Kepala Seksi Penerangan Hukum (Kasi Penkum) Kejati Aceh, Amir Hamzah SH, yang dihubungi wartawan, Rabu (7/2/2018) membenarkan bahwa Kajati Aceh akan menangani kasus dugaan korupsi dalam proyek Pasar Modern di Abdya.
Hal itu, sesuai dengan Surat Perintah Penyelidikan (Sprinlid) dari Kepala Kejaksaan Tinggi (Kajati) Aceh, Dr.Chairul Amir,SH,MH.
Saat ini pihaknya sedang menyusun program pemeriksaan, serta pemanggilan terhadap pihak-pihak terkait, yang terlibat langsung, dalam pelaksanaan kegiatan dimaksud, ”Sprinlidnya sudah ada, tinggal kita laksanakan saja prosesnya,” ungkap Amir.
Menurutnya, penanganan kasus dugaan korupsi proyek pasar modern di Abdya, perlu langkah yang sangat matang.
Pasalnya, proyek itu diduga telah merugikan negara hingga miliaran rupiah, ”Saya hanya bisa memberikan keterangan sampai disini aja dulu, karena masih dalam tahap penyelidikan , Nanti saat ada perkembangan lanjutan, akan dikabari lagi,” singkat Amir.
Diinformasikan sebelumnya, proyek pasar modern Abdya itu, dikerjakan PT.Proteknika Jasa Pratama dengan Nomor Kontrak: 602/01/KONTRAK-CK/PU/2016 tanggal (29/02/2016) , Nilai kontrak Rp.58.681.800.000,- sumber Otsus Kabupaten Abdya tahun 2016 dan tahun 2017.
Sistem pengerjaan dalam tahun jamak , Pada tahun 2016, anggaran yang dikucurkan dalam proyek itu sebesar Rp.25.000.000.000,- Sedangkan tahun 2017, dilanjutkan dengan kucuran anggaran sebesar Rp.35.000.000.000,-.
Dalam pelaksanaanya, diketahui banyak menuai masalah.

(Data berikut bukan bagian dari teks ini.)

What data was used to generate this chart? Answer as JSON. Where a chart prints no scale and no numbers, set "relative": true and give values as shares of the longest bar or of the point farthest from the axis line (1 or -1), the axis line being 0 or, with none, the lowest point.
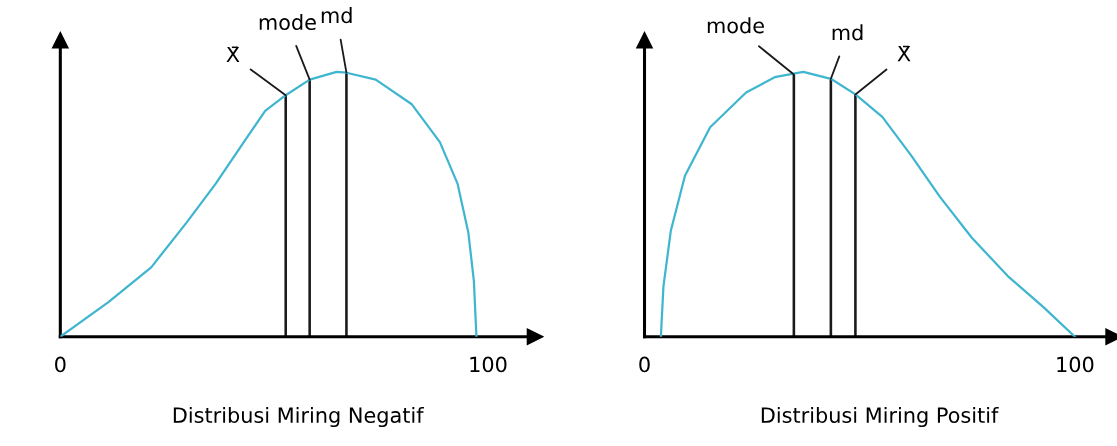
{
  "chart_data": [
    {
      "type": "line",
      "relative": true,
      "xlabel": "Distribusi Miring Negatif",
      "xlim": [
        0,
        111
      ],
      "xticks": [
        0,
        100
      ],
      "grid": false,
      "legend": false,
      "marker": "none",
      "line_style": "solid",
      "series": [
        {
          "color": "#3fb5cf",
          "x": [
            0,
            11.25,
            21.25,
            29.6,
            36.3,
            42.9,
            47.9,
            52.7,
            58.3,
            64.6,
            66.9,
            73.75,
            82.1,
            88.75,
            92.9,
            95.4,
            96.7,
            97.3
          ],
          "values": [
            0,
            0.131,
            0.262,
            0.433,
            0.577,
            0.735,
            0.853,
            0.912,
            0.971,
            1,
            0.997,
            0.971,
            0.879,
            0.735,
            0.577,
            0.394,
            0.21,
            0
          ]
        },
        {
          "type": "bar",
          "color": "#1a1a1a",
          "x": [
            52.7,
            58.3,
            66.9
          ],
          "values": [
            0.912,
            0.971,
            0.997
          ]
        }
      ],
      "annotations": [
        {
          "text": "X̄",
          "x": 52.7,
          "y": 0.912
        },
        {
          "text": "mode",
          "x": 58.3,
          "y": 0.971
        },
        {
          "text": "md",
          "x": 66.9,
          "y": 0.997
        }
      ]
    },
    {
      "type": "line",
      "relative": true,
      "xlabel": "Distribusi Miring Positif",
      "xlim": [
        0,
        109
      ],
      "xticks": [
        0,
        100
      ],
      "grid": false,
      "legend": false,
      "marker": "none",
      "line_style": "solid",
      "series": [
        {
          "color": "#3fb5cf",
          "x": [
            3.8,
            4.4,
            6.1,
            9.4,
            15.25,
            23.6,
            30.25,
            36.9,
            43.3,
            49,
            55.25,
            61.9,
            68.6,
            76.1,
            84.4,
            92.75,
            100
          ],
          "values": [
            0,
            0.19,
            0.399,
            0.608,
            0.791,
            0.922,
            0.98,
            1,
            0.974,
            0.915,
            0.83,
            0.686,
            0.529,
            0.373,
            0.229,
            0.111,
            0
          ]
        },
        {
          "type": "bar",
          "color": "#1a1a1a",
          "x": [
            34.7,
            43.3,
            49
          ],
          "values": [
            0.99,
            0.974,
            0.915
          ]
        }
      ],
      "annotations": [
        {
          "text": "mode",
          "x": 34.7,
          "y": 0.99
        },
        {
          "text": "md",
          "x": 43.3,
          "y": 0.974
        },
        {
          "text": "X̄",
          "x": 49,
          "y": 0.915
        }
      ]
    }
  ]
}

Salah satunya, kelebihan bayar pada realisasi keuangan lebih besar/tinggi, dibandingkan dengan realisasi fisik/progres fisik.

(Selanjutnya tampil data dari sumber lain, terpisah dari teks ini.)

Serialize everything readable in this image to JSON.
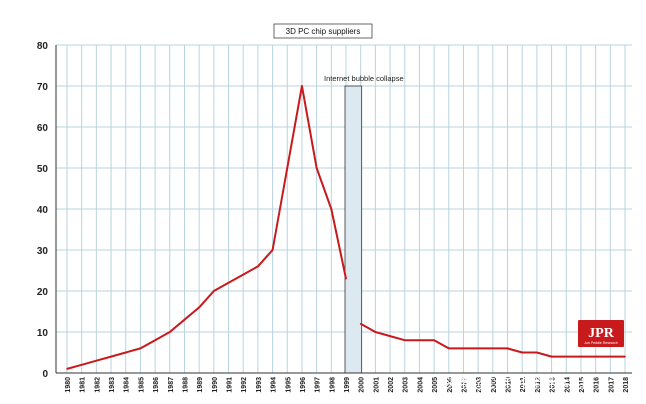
{
  "chart_data": {
    "type": "line",
    "title": "3D PC chip suppliers",
    "x": [
      1980,
      1981,
      1982,
      1983,
      1984,
      1985,
      1986,
      1987,
      1988,
      1989,
      1990,
      1991,
      1992,
      1993,
      1994,
      1995,
      1996,
      1997,
      1998,
      1999,
      2000,
      2001,
      2002,
      2003,
      2004,
      2005,
      2006,
      2007,
      2008,
      2009,
      2010,
      2011,
      2012,
      2013,
      2014,
      2015,
      2016,
      2017,
      2018
    ],
    "x_tick_labels": [
      "1980",
      "1981",
      "1982",
      "1983",
      "1984",
      "1985",
      "1986",
      "1987",
      "1988",
      "1989",
      "1990",
      "1991",
      "1992",
      "1993",
      "1994",
      "1995",
      "1996",
      "1997",
      "1998",
      "1999",
      "2000",
      "2001",
      "2002",
      "2003",
      "2004",
      "2005",
      "2006",
      "2007",
      "2008",
      "2009",
      "2010",
      "2011",
      "2012",
      "2013",
      "2014",
      "2015",
      "2016",
      "2017",
      "2018"
    ],
    "series": [
      {
        "x": [
          1980,
          1981,
          1982,
          1983,
          1984,
          1985,
          1986,
          1987,
          1988,
          1989,
          1990,
          1991,
          1992,
          1993,
          1994,
          1995,
          1996,
          1997,
          1998,
          1999
        ],
        "values": [
          1,
          2,
          3,
          4,
          5,
          6,
          8,
          10,
          13,
          16,
          20,
          22,
          24,
          26,
          30,
          50,
          70,
          50,
          40,
          23
        ]
      },
      {
        "x": [
          2000,
          2001,
          2002,
          2003,
          2004,
          2005,
          2006,
          2007,
          2008,
          2009,
          2010,
          2011,
          2012,
          2013,
          2014,
          2015,
          2016,
          2017,
          2018
        ],
        "values": [
          12,
          10,
          9,
          8,
          8,
          8,
          6,
          6,
          6,
          6,
          6,
          5,
          5,
          4,
          4,
          4,
          4,
          4,
          4
        ]
      }
    ],
    "ylim": [
      0,
      80
    ],
    "yticks": [
      0,
      10,
      20,
      30,
      40,
      50,
      60,
      70,
      80
    ],
    "xlim": [
      1980,
      2018
    ],
    "grid": true,
    "line_color": "#c8191c",
    "annotations": [
      {
        "text": "Internet bubble collapse",
        "x_start": 1999,
        "x_end": 2000,
        "y_top": 70,
        "fill": "#dce9f0"
      }
    ]
  },
  "logo": {
    "text": "JPR",
    "subtext": "Jon Peddie Research",
    "color": "#c8191c"
  },
  "watermark": {
    "text": "头条 @EETOP半导体社区"
  }
}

Laporan kemajuan pekerjaan, periode 31 Desember 2016 sebesar 16,98%, target fisik sesuai jadwal pelaksanaan, sebesar 36,15% , Dari data itu, diketahui terjadi deviasi sebesar 19,17% , (Kontrak seharusnya sudah putus, karena deviasi 10% dan sudah Show Cause Meeting (SCM).

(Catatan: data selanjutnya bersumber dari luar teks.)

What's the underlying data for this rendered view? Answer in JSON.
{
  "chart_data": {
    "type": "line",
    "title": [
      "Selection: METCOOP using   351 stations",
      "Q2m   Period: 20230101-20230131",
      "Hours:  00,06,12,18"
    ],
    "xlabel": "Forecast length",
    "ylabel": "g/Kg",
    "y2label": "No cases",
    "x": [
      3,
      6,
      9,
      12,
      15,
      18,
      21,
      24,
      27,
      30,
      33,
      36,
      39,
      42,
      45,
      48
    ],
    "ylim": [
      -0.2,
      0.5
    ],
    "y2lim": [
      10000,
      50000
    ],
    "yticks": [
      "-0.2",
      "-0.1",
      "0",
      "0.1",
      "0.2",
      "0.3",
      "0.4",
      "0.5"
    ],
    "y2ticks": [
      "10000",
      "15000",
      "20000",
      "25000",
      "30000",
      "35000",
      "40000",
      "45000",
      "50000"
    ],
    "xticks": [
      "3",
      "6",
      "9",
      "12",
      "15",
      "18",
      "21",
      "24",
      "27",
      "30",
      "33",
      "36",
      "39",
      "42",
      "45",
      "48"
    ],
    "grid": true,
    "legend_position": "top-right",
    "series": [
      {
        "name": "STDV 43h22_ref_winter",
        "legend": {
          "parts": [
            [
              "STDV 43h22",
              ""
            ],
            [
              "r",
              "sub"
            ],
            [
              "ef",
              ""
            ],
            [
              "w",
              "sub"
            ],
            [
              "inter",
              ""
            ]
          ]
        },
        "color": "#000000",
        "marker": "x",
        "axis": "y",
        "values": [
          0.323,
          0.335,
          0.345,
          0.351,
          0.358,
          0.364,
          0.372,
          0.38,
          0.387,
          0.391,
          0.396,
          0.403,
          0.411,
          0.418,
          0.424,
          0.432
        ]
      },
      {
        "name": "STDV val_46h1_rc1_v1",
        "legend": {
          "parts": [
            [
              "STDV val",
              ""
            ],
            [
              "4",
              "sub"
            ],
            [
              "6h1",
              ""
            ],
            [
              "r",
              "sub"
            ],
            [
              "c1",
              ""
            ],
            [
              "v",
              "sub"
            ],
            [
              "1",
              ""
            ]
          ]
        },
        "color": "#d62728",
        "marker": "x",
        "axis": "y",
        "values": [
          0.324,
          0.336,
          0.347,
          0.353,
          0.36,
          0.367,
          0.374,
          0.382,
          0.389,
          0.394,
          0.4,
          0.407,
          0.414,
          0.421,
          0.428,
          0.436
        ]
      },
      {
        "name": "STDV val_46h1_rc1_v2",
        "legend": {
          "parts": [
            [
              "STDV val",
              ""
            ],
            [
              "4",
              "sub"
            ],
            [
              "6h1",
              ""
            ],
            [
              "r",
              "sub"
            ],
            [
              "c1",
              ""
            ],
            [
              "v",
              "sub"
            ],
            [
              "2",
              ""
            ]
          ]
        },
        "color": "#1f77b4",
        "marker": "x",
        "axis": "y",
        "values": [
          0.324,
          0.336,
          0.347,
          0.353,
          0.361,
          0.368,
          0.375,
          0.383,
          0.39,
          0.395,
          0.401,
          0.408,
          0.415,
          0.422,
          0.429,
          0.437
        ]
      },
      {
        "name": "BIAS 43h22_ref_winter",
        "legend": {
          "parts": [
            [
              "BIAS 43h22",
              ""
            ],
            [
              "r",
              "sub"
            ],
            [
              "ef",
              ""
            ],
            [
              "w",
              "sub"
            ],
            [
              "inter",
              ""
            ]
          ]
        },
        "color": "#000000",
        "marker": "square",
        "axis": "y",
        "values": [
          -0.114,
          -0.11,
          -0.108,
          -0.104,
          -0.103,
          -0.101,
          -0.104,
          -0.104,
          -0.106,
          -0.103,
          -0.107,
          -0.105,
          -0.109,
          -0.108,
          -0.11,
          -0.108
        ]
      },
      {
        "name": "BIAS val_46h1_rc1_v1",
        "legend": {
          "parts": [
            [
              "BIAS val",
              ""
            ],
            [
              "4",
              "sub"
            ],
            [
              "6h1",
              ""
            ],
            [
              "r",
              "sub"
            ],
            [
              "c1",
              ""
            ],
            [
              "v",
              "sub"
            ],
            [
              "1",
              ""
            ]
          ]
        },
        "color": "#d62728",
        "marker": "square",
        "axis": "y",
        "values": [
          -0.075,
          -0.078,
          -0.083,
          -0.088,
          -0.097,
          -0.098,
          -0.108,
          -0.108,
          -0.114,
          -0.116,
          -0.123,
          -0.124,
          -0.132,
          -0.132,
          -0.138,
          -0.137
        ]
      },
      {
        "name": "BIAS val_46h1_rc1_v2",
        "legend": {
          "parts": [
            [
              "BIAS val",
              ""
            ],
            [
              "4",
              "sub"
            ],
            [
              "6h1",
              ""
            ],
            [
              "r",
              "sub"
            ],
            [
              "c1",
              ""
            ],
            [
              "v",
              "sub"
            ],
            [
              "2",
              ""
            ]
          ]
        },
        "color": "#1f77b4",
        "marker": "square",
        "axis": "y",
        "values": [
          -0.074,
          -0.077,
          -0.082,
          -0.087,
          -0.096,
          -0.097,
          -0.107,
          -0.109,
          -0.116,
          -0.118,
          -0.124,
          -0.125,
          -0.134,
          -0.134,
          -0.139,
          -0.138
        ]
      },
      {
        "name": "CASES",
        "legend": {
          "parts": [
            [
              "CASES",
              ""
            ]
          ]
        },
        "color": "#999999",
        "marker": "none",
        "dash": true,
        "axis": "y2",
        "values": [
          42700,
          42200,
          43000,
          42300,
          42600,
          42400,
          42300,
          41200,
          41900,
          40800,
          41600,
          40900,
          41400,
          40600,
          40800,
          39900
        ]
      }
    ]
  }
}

Realisasi keuangan 31 Desember 2016, sebesar 23% atau senilai Rp.13.496.814.000,- Hal itu, disebut-sebut banyak kalangan sebagai penyalahgunaan wewenang atau perbuatan melawan hukum, karena berpotensi merugikan keuangan negara, sebesar 6,02%, atau senilai Rp.3.532.644.360,-.
Dalam Undang-undang Nomor 1 Tahun 2004, tentang Perbendaharaan Negara Pasal 1 No Urut 22 Undang-Undang Nomor 31 Tahun 1999 jo UU No 20 Tahun 2001, tentang Pemberantasan Tidak Pidana Korupsi Pasal 2 dan Pasal 3.
Juga merujuk pada Perpres Nomor : 04 Tahun 2015 Perubahan Ke-Empat Perpres Nomor : 54 Tahun 2010 tentang Pengadaan Barang/Jasa Pemerintah, pasal (2a) disebutkan, pembayaran untuk pekerjaan konstruksi, dilakukan senilai pekerjaan terpasang.(SYAHRIZAL)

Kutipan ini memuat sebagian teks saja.